Dual language education is neither a new concept nor limited to the United States. Canada, Switzerland, Spain, and China, among many other countries, have successfully practiced and encouraged this form of bilingual and multilingual education. In the United States, the success of bilingual education programs established in Florida after the Cuban Revolution inspired the implementation of dual language programs across the nation. Coral Way Elementary, a dual language English-Spanish school established in 1963 by Cuban exiles in Dade County, Florida, continued to operate in 2012.

Bilingual education in the United States is generally designed for English-language learners in prekindergarten through 12th grade schools who are not yet proficient in English, offering different amounts of native language instruction (such as Spanish or Chinese) as well as English as a Second Language (ESL).

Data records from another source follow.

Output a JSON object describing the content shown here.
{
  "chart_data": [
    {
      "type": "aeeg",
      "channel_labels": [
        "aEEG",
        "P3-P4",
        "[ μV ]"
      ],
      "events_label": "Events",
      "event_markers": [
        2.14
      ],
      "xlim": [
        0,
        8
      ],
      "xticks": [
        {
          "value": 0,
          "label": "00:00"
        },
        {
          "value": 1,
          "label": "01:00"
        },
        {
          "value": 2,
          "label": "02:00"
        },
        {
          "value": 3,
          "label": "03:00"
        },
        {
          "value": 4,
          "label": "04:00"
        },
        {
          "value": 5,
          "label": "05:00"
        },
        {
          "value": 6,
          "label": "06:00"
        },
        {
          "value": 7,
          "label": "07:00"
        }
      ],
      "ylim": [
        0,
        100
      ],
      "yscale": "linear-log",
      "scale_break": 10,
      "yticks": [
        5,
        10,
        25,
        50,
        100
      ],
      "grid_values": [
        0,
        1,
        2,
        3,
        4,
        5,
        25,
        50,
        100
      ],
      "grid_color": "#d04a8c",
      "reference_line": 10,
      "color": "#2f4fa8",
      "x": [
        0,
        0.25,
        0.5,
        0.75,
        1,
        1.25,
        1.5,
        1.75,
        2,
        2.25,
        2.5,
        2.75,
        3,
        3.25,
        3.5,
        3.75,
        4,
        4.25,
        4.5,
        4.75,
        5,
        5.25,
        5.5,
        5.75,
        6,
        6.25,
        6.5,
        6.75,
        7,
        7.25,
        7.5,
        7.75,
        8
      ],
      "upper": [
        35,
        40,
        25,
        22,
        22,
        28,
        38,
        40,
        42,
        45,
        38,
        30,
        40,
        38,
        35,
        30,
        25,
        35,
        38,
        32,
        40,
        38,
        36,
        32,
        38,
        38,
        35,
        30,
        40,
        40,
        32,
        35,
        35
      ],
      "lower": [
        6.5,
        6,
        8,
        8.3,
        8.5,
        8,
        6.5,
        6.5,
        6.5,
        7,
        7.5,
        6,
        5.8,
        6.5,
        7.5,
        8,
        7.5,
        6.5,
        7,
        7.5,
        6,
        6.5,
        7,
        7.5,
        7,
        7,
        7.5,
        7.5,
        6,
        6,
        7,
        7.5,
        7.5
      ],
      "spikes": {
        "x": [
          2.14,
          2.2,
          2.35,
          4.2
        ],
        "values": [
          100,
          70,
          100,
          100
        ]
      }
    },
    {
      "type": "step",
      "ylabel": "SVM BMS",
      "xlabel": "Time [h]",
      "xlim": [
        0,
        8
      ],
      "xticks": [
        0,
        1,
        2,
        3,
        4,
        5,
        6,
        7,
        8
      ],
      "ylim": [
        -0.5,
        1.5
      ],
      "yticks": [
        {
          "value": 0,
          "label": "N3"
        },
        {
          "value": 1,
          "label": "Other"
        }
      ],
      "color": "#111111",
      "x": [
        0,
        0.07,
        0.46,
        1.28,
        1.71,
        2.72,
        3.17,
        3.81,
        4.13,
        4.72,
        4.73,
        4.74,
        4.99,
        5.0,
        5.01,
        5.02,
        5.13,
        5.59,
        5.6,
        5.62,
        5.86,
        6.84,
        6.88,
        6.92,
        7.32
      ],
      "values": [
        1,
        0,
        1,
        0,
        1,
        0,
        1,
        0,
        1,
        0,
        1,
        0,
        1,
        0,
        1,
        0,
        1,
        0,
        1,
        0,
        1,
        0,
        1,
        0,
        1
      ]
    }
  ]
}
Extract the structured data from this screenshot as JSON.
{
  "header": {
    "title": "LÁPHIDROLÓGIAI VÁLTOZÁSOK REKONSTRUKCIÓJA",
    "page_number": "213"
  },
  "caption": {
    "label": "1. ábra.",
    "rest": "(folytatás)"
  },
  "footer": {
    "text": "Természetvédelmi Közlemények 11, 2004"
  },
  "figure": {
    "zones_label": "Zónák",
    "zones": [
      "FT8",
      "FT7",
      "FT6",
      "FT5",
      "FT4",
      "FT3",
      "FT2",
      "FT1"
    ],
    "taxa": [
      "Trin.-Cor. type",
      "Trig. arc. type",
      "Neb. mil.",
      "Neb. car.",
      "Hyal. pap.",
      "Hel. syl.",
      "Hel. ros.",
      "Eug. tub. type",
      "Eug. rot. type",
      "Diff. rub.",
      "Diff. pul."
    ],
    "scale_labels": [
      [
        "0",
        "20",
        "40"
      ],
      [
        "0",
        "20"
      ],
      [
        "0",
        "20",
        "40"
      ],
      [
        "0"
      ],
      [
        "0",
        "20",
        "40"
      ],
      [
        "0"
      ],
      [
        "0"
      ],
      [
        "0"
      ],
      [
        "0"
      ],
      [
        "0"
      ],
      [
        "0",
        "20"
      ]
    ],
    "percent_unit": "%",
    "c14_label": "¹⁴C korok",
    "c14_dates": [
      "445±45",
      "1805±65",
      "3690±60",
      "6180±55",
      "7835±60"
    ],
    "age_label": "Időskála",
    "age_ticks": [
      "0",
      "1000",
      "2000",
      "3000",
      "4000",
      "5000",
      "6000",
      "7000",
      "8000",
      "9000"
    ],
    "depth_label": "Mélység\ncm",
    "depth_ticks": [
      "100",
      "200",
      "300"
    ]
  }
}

The goal of all bilingual education programs, regardless of model, is to assist ELLs to reach full proficiency in English and achieve at grade level academically. However, bilingual education in the United States follows several types of models that fall under either additive or subtractive language paradigms. Subtractive models, such as transitional bilingual education, use students’ native language typically for a period of three to four years as students develop proficiency in English through ESL or sheltered English instruction. Once students have become proficient, as determined by language proficiency standardized evaluation, students exit into the general English medium classrooms.

Subtractive programs add a second language, in this case English, and subtract the native language. Additive language programs, on the other hand, promote the continual development of the native language and maintenance of the home culture while adding a second language and culture. Additive models, such as maintenance, developmental, and dual language, do not drop the students after they become proficient in English. Rather, students in additive programs continue to develop their academic native language as well as academic English. Unlike subtractive programs, the goal in additive programs is for students to reach full biliterate and bilingual proficiencies.

Effectiveness of Dual Language Education

Two critical longitudinal studies, in addition to an increased body of research, have documented the effectiveness of dual language education in the United States. In their 2009 book, Virginia Collier and Wayne Thomas report that ELLs who participated in dual language education outperformed comparable monolingual-schooled students in academic achievement after four to seven years in the program. Students who received dual language instruction for at least five to six years reached the 50th percentile on the reading standardized tests by fifth or sixth grade and maintained this level of performance in subsequent grades. Their results also indicate that native English speakers in dual language programs maintained their English, acquired as a second language, and achieved well above the 50th percentile in all subject areas on norm-reference tests in English.